Whenever a mega deal is mooted, there’s a good chance that an American company is at least one of the parties involved - and an even greater chance that one of the country’s blue-chip investment banks will be working on the deal.
The list of deals below gives some insight into the scale and scope of the largest M&A deals in the US over the past two decades:
When Verizon agreed to pay $130 billion to buy Vodafone’s 45% share of its U.S. wireless business in 2013, it brought to an end an often tense 14-year relationship that underpinned the explosive growth of mobile telephone in the United States at the start of the 21st century.
The structure of the deal saw Vodafone shareholders receive $58.9 billion in cash and $60.2 billion in Verizon stock.
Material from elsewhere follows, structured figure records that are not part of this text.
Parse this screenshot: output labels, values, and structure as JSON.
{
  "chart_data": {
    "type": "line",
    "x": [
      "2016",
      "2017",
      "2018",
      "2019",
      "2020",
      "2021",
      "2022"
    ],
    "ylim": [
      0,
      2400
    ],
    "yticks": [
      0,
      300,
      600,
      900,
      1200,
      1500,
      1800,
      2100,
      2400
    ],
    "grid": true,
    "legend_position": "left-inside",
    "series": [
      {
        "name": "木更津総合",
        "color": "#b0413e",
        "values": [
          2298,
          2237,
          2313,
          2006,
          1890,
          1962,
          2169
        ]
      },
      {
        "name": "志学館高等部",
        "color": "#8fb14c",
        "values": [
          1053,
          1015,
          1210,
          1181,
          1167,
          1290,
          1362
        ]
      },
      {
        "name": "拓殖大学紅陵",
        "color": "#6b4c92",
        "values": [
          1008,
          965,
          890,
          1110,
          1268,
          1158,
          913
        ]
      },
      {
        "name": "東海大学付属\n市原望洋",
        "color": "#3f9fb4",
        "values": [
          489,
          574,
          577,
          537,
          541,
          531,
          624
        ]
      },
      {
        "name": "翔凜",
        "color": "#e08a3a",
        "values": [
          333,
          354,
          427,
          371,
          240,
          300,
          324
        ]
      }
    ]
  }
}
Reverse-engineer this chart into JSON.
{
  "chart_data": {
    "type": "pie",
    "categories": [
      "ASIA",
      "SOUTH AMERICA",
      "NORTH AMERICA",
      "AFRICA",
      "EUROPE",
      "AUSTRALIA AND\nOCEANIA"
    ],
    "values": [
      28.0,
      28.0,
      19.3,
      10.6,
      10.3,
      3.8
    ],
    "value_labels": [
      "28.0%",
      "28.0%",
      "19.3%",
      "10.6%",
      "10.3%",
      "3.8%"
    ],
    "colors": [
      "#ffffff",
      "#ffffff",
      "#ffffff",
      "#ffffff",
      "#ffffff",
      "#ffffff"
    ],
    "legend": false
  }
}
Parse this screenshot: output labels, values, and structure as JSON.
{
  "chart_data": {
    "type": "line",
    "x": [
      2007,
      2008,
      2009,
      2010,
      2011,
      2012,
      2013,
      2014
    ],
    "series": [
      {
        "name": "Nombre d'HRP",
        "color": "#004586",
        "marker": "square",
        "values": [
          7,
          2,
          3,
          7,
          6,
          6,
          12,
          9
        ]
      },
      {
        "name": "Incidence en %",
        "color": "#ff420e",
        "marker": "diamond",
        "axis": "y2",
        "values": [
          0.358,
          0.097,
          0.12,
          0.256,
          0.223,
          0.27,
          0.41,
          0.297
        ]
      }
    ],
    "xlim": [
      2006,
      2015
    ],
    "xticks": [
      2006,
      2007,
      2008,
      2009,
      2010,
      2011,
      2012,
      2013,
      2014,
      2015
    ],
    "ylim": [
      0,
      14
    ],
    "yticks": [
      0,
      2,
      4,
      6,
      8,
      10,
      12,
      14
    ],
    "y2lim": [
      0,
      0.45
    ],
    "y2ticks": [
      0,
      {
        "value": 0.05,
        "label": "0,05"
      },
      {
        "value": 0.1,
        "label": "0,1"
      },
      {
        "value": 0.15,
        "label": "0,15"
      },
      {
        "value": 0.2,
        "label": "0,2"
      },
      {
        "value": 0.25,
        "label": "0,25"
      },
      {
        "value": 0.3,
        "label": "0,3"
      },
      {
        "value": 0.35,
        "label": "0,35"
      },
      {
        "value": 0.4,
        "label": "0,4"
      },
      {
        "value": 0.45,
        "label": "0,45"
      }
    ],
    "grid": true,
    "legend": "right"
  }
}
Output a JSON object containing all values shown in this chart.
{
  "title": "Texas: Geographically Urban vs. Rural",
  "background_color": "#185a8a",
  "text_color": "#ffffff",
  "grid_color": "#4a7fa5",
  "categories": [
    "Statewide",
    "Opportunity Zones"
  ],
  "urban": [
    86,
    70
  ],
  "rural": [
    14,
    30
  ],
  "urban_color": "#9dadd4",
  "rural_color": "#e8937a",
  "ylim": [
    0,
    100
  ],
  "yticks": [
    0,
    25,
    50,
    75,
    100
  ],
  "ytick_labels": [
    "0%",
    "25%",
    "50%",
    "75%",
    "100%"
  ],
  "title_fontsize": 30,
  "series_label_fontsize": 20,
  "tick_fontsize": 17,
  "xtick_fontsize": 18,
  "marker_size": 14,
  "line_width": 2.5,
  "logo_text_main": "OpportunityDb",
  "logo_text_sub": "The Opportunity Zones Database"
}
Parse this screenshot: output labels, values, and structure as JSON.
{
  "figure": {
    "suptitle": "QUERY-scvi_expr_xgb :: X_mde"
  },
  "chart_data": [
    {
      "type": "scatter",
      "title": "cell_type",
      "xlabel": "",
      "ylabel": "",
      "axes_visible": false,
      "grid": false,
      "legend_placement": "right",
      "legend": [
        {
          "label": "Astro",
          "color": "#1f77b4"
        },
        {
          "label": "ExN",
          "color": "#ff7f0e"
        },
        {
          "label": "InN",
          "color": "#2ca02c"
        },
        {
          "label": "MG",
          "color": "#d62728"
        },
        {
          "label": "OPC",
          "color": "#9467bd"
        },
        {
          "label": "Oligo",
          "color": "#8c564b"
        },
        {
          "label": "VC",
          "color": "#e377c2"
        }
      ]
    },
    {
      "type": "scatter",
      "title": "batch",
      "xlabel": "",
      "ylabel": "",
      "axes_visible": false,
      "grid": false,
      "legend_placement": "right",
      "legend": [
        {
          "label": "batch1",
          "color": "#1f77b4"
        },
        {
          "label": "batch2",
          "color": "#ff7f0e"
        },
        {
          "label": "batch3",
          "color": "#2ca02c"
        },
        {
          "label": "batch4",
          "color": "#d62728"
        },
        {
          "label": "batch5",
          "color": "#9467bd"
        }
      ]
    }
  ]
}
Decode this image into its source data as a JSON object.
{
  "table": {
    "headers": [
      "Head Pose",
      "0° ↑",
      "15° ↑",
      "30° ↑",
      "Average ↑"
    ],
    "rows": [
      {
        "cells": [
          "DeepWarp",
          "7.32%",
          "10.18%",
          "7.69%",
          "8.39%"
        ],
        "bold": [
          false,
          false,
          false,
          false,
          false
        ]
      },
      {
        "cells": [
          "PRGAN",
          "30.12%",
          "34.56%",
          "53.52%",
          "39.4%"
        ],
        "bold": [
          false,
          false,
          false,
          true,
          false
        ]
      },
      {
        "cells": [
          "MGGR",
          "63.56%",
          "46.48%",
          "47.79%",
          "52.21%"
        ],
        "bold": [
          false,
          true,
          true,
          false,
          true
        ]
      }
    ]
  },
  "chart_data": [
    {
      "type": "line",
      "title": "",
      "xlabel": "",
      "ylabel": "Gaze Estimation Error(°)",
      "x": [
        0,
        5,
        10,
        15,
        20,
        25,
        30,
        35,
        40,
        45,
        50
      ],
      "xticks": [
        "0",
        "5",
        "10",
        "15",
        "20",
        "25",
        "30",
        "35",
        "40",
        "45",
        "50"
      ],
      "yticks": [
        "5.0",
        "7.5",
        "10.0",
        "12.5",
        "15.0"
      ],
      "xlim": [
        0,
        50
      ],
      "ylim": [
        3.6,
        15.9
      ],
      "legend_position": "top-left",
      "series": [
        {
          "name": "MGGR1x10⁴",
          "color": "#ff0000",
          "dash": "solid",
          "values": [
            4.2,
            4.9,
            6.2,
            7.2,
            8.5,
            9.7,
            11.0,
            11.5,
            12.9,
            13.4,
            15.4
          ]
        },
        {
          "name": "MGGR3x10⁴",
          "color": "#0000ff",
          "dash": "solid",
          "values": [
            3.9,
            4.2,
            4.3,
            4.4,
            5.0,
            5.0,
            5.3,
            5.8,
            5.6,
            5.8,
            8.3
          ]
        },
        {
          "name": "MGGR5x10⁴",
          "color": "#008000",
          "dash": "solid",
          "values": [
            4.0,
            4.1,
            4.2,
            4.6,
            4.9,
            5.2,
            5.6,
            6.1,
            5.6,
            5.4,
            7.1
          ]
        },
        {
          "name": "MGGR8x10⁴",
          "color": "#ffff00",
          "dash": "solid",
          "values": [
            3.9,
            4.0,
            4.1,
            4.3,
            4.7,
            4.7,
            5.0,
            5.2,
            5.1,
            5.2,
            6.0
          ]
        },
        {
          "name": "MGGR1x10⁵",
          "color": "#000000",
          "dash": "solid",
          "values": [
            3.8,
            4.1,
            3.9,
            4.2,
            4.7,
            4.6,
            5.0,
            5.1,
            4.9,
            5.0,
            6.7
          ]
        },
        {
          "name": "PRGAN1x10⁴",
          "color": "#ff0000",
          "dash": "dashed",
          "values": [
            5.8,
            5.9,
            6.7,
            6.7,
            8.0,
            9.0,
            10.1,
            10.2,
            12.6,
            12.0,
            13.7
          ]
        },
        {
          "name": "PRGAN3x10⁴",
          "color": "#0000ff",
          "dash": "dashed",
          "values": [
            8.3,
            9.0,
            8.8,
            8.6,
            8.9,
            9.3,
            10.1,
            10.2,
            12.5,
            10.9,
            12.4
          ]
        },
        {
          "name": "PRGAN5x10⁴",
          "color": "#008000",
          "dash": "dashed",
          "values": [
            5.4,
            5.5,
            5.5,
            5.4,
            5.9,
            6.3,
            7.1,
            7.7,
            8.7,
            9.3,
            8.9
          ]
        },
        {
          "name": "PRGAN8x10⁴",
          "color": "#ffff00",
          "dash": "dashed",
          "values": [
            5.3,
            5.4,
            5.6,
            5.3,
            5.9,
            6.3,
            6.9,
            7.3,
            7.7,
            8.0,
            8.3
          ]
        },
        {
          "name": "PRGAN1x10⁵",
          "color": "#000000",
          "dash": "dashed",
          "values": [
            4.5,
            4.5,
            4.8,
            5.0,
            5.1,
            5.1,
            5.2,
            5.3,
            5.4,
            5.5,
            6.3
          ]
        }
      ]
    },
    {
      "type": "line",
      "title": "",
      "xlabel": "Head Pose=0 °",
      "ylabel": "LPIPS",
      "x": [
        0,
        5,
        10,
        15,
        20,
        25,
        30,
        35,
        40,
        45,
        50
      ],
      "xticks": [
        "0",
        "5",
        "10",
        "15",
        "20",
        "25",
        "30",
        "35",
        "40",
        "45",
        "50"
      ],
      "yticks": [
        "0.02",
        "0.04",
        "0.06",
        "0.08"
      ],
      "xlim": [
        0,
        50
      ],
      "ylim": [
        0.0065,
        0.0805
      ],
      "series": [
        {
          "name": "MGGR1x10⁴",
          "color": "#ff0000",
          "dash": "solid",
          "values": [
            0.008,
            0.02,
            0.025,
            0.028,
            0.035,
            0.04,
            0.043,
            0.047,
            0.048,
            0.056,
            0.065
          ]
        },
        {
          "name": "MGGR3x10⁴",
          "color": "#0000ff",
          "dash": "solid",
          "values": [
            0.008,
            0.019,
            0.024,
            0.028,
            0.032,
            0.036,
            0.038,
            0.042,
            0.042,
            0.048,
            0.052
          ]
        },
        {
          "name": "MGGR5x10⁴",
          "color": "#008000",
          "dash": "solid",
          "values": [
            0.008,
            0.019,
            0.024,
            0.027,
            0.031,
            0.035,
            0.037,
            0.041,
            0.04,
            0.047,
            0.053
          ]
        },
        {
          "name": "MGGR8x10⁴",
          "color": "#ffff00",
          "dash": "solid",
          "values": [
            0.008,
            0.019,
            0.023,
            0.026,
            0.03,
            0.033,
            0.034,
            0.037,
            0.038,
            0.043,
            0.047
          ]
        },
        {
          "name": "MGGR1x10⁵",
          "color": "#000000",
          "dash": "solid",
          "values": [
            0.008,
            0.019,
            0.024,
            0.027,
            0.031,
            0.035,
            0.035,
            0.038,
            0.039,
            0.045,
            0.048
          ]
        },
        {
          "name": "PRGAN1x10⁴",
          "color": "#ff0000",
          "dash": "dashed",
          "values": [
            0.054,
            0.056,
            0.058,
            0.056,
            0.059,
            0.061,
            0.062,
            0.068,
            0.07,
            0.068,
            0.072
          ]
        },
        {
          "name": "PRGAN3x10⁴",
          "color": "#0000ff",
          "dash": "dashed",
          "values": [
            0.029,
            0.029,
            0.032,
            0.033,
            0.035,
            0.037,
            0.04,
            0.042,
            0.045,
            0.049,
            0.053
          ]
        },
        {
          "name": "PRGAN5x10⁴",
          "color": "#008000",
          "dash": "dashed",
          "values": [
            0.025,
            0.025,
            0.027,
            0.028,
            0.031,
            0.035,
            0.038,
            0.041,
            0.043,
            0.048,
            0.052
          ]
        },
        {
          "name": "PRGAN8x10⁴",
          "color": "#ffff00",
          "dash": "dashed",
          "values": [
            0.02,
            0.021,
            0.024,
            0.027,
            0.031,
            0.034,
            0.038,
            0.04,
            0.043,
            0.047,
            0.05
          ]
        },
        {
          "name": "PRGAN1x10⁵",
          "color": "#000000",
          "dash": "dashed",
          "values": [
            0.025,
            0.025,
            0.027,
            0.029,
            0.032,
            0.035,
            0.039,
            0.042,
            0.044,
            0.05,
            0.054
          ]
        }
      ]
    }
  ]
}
The CEOs of both companies subsequently told reporters that the deal had been agreed upon in a matter of a few hours.
The $90 billion acquisition of Warner-Lambert in 2000 was notable, not only for its scale but also for being one of the largest hostile takeovers of all time. Warner-Lambert had agreed to merge with American Home Products (AHP) in late 1999 when Pfizer decided to step in with an unsolicited offer for Warner-Lambert’s stock.
After a few months of terse exchanges between the management of both companies, Pfizer acquired Warner-Lambert three months later, leaving AHP with a considerable $1.8 billion break-up fee.
With the energy transition now well underway, it’s unlikely that we’ll ever see an energy deal of the scale of the $73.7 billion merger between Exxon and Mobile in 1998.
Before the deal, Exxon was already the world’s largest publicly-listed energy company, while Mobil was the second-largest oil and gas company in the United States. The combined ExxonMobil Corporation (XOM) would become an industry-defining behemoth, instantly becoming the world’s third-largest company.